Some of the folks in Ketchikan, Alaska — the city that the now infamous “Bridge to Nowhere” was to connect to Gravina Island — are not happy with Sarah Palin’s frequent lies about the issue. Ketchikan Mayor Bob Weinstein told Reuters that Palin is playing political games with the bridge:
“People are learning that she pandered to us by saying, I’m for this’ … and then when she found it was politically advantageous for her nationally, abruptly she starts using the very term that she said was insulting,” Weinstein said.
During her 2006 campaign for governor, Palin was an enthusiastic supporter of the bridge project and praised the Alaskan congressional delegation for securing federal funds for it.
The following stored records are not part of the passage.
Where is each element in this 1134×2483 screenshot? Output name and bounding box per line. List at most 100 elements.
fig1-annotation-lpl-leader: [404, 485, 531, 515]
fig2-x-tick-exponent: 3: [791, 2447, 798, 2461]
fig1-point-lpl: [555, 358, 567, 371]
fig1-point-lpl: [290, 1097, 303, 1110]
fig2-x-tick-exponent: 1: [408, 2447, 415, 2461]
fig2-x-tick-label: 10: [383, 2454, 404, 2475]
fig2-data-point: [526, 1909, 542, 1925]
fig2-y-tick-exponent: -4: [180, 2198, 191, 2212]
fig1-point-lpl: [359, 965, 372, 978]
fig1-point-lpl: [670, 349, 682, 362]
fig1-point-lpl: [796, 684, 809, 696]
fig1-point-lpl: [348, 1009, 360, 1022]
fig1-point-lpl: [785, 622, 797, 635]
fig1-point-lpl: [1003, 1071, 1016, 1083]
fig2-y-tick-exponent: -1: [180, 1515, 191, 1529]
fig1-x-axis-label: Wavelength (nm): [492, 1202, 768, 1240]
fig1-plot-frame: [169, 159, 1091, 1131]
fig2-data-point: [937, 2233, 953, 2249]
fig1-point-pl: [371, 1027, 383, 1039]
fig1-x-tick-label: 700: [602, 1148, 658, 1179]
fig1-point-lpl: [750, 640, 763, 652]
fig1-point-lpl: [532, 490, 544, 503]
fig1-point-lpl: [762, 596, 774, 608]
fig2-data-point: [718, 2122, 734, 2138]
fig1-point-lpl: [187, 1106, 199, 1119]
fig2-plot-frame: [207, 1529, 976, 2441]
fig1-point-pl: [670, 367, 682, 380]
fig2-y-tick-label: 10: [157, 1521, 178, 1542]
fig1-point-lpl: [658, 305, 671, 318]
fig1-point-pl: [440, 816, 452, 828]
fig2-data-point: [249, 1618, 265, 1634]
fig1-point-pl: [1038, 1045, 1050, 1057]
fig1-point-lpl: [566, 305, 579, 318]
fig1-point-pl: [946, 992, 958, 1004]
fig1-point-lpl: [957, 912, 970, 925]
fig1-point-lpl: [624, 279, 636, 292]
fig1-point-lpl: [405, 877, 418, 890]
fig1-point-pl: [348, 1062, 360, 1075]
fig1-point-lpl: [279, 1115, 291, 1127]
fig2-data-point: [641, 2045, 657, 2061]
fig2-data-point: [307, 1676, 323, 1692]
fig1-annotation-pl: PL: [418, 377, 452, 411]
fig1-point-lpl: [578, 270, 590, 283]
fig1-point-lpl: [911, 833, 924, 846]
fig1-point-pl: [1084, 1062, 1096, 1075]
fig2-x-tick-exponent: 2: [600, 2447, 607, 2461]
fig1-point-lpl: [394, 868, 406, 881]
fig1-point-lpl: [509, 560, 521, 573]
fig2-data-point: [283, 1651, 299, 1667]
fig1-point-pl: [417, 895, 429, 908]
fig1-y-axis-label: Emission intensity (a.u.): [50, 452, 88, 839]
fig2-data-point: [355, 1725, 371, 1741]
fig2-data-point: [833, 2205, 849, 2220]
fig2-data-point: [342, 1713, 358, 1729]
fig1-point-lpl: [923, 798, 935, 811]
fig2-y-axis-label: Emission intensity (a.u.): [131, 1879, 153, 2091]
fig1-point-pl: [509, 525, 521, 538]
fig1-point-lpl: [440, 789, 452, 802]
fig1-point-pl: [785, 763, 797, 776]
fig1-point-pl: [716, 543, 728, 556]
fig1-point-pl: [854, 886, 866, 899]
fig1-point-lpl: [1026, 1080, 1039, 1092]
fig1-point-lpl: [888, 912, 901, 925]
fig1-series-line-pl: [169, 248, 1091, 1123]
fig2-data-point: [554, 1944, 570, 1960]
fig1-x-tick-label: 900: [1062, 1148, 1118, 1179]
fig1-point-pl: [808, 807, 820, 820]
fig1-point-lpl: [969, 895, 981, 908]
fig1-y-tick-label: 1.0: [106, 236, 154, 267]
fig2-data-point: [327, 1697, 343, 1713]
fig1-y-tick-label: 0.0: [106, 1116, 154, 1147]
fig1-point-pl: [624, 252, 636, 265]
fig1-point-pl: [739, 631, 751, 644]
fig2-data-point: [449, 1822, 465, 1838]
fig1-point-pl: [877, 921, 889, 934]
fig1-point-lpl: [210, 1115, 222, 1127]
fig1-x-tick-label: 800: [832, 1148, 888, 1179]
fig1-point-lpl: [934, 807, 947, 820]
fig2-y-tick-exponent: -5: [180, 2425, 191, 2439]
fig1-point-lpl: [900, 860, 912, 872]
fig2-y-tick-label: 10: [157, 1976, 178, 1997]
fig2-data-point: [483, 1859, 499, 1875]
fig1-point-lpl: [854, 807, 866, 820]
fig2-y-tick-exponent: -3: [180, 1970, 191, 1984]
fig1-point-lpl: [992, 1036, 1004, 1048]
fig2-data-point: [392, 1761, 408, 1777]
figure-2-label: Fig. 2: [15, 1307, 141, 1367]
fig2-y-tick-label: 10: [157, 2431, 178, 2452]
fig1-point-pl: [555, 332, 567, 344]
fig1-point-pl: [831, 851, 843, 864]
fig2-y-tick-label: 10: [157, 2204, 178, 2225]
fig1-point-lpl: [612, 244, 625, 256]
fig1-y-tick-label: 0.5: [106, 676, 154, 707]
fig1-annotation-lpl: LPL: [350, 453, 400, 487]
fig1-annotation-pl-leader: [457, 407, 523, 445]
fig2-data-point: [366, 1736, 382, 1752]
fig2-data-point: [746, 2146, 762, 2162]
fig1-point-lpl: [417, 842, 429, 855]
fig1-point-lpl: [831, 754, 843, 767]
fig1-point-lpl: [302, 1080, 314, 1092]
Mike Elerding, Palin’s campaign coordinator in Ketchikan, even told Reuters that she said she was offended at the moniker “Bridge to Nowhere.”
While she now claims that she turned down the money for the bridge and told Congress that if Alaska wanted a bridge they would pay for it themselves, the statement she made when canceling the project said that the reason it was canceled was because Congress had “little interest in spending any more money on a bridge between Ketchikan and Gravina Island.” Yet another Republican official in Alaska blasted that kind of double talk:
Former state House Speaker Gail Phillips, a Republican who represented the Kenai Peninsula city of Homer, is also critical about Palin’s reversal on the bridge issue.
“You don’t tell a group of Alaskans you support something and then go to someplace else and say you oppose it,” said Phillips, who supported Palin’s opponent, Democrat Tony Knowles, in the 2006 gubernatorial race.
Palin’s statement about the cancellation of the project even said that public opposition was based on “inaccurate portrayals” of the project. Now she has not only joined the chorus in offering those portrayals, she’s decided to lie and claim that she told Congress she didn’t want the money she enthusiastically pursued before. Sounds like the perfect bridge to park the “Straight Talk Express.”